Entre os acontecimentos mais importantes de toda a evolução humana está a capacidade de digerir o leite depois da primeira infância. As mutações genéticas que permitiram sua ingestão evoluíram de forma independente ao longo dos últimos 10 mil anos, resultado de uma intensa seleção natural, sugerem novas evidências.

Devido à disseminação rápida desses genes modificados, cerca de um terço dos adultos em todo o mundo pode beber leite sem problemas digestivos, uma característica conhecida como persistência de lactase.
Mas por que o consumo de leite foi tão vantajoso para a humanidade? Um novo estudo derruba uma das principais teorias: a de que o homem passou a consumir leite por ser uma valiosa fonte de vitamina D, o que contribui para a absorção do cálcio.

A análise de esqueletos humanos de um sítio arqueológico na Espanha revela que o “gene do leite” se disseminou rapidamente tanto naquela região ensolarada como em outros lugares, sugerindo que o leite era benéfico por algum outro motivo além da vitamina D.
“Ao longo dos anos, ouvi uma série de hipóteses evolutivas sobre a persistência da lactase. Afinal, é divertido inventá-las”, comenta Oddny Sverrisdóttir, bióloga evolucionista da Universidade de Uppsala, na Suécia, principal autora do estudo.
“Durante décadas, a hipótese reinante dizia que a falta de luz solar no norte da Europa levou as pessoas a compensar a falta de cálcio e de vitamina D bebendo leite”, explica. “Mas nos esqueletos da Espanha, ou a absorção de cálcio não afetou a evolução da persistência de lactase, ou havia outras forças em ação”.

Há muito tempo, Sverrisdóttir tenta entender como e por que os primeiros fazendeiros da Europa começaram a beber leite. A pesquisadora ficou empolgada ao analisar os esqueletos bem-preservados de oito pessoas que viveram no nordeste da Espanha há 5 mil anos.

Isso ocorreu bem depois de o “gene do leite” ter surgido no norte da Europa, e a pesquisadora estava ansiosa para descobrir se os antigos espanhóis também bebiam leite.

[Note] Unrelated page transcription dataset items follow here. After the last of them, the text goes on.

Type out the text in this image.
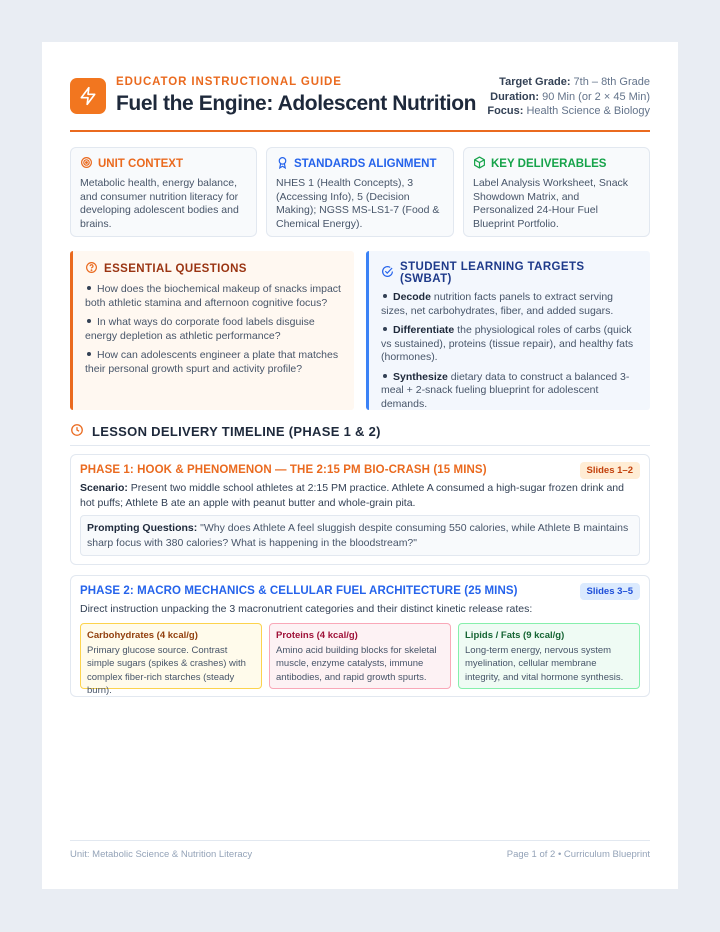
EDUCATOR INSTRUCTIONAL GUIDE
Fuel the Engine: Adolescent Nutrition
Target Grade: 7th – 8th Grade
Duration: 90 Min (or 2 × 45 Min)
Focus: Health Science & Biology
UNIT CONTEXT
Metabolic health, energy balance, and consumer nutrition literacy for developing adolescent bodies and brains.
STANDARDS ALIGNMENT
NHES 1 (Health Concepts), 3 (Accessing Info), 5 (Decision Making); NGSS MS-LS1-7 (Food & Chemical Energy).
KEY DELIVERABLES
Label Analysis Worksheet, Snack Showdown Matrix, and Personalized 24-Hour Fuel Blueprint Portfolio.
ESSENTIAL QUESTIONS
How does the biochemical makeup of snacks impact both athletic stamina and afternoon cognitive focus?
In what ways do corporate food labels disguise energy depletion as athletic performance?
How can adolescents engineer a plate that matches their personal growth spurt and activity profile?
STUDENT LEARNING TARGETS (SWBAT)
Decode nutrition facts panels to extract serving sizes, net carbohydrates, fiber, and added sugars.
Differentiate the physiological roles of carbs (quick vs sustained), proteins (tissue repair), and healthy fats (hormones).
Synthesize dietary data to construct a balanced 3-meal + 2-snack fueling blueprint for adolescent demands.
LESSON DELIVERY TIMELINE (PHASE 1 & 2)
PHASE 1: HOOK & PHENOMENON — THE 2:15 PM BIO-CRASH (15 MINS)	Slides 1–2
Scenario: Present two middle school athletes at 2:15 PM practice. Athlete A consumed a high-sugar frozen drink and hot puffs; Athlete B ate an apple with peanut butter and whole-grain pita.
Prompting Questions: "Why does Athlete A feel sluggish despite consuming 550 calories, while Athlete B maintains sharp focus with 380 calories? What is happening in the bloodstream?"
PHASE 2: MACRO MECHANICS & CELLULAR FUEL ARCHITECTURE (25 MINS)	Slides 3–5
Direct instruction unpacking the 3 macronutrient categories and their distinct kinetic release rates:
Carbohydrates (4 kcal/g)
Primary glucose source. Contrast simple sugars (spikes & crashes) with complex fiber-rich starches (steady burn).
Proteins (4 kcal/g)
Amino acid building blocks for skeletal muscle, enzyme catalysts, immune antibodies, and rapid growth spurts.
Lipids / Fats (9 kcal/g)
Long-term energy, nervous system myelination, cellular membrane integrity, and vital hormone synthesis.
Unit: Metabolic Science & Nutrition Literacy	Page 1 of 2 • Curriculum Blueprint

Para isso, seu DNA foi analisado para identificar a persistência da lactase. ”Pensei que pelo menos um deles teria a mutação, já que muitos adultos espanhóis de hoje podem beber leite sem consequências para a saúde, mas nenhum deles tinha”, conta Sverrisdóttir.

Para descobrir se a recente e rápida disseminação da persistência da lactase na Espanha foi obra do acaso ou da seleção natural, Sverrisdóttir e seus colegas compararam o DNA mitocondrial dos espanhóis modernos com as amostras antigas. Como se altera muito lentamente, o DNA mitocondrial é ideal para o estudo de árvores genealógicas ao longo do tempo.
Segundo artigo publicado na revista Molecular Biology and Evolution, as análises revelaram que os homens das cavernas espanhóis são, de fato, ancestrais das pessoas que hoje bebem leite na Espanha.

Em seguida, a equipe usou simulações computadorizadas para verificar quais mudanças genéticas ocorreram entre uma população em que ninguém digeria o leite e outra em que um terço dos adultos o fazia, ao longo de um período de 5 mil anos.

As simulações descartaram a possibilidade de a mutação ter chegado ao nível atual por acaso, indicando que houve um intenso processo de seleção. Em outras palavras, as pessoas com o “gene do leite” tinham alguma vantagem sobre as que não apresentavam a mutação genética.

Mas se a grande vantagem do leite não era a vitamina D, então o que era? As novas descobertas não podem responder a essa pergunta, mas Sverrisdóttir tem sua própria teoria. Os primeiros agricultores consumiam queijo e iogurte muito antes do leite, porque os lácteos fermentados são mais fáceis de digerir. Mas em épocas de escassez, quando as colheitas não eram fartas e todos os lácteos processados já tinham sido consumidos, as pessoas recorreriam ao leite para não morrer de fome.

Os que tinham a mutação genética sobreviveram, enquanto os intolerantes à lactose sofreram de diarreia, uma condição que poderia ser fatal na pré-história. ”Em tempos normais, se estivessem bem alimentados e tivessem diarreia durante alguns dias, não faria muita diferença”, especula Sverrisdóttir . “Mas se já estivessem morrendo de fome, poderia significar a diferença entre a vida e a morte. Essas pessoas não teriam vivido tempo suficiente para transmitir seus genes para a próxima geração. O leite então se tornou o novo superalimento para quem conseguia tolerá-lo”.

Ainda é possível que o leite fosse valorizado pela absorção de cálcio e vitamina D em alguns lugares, explica Pascale Gerbault, geneticista evolutivo da Universidade College de Londres. No entanto, o novo estudo sugere que há várias razões para o leite ter se tornado tão fundamental na mudança de curso da evolução humana.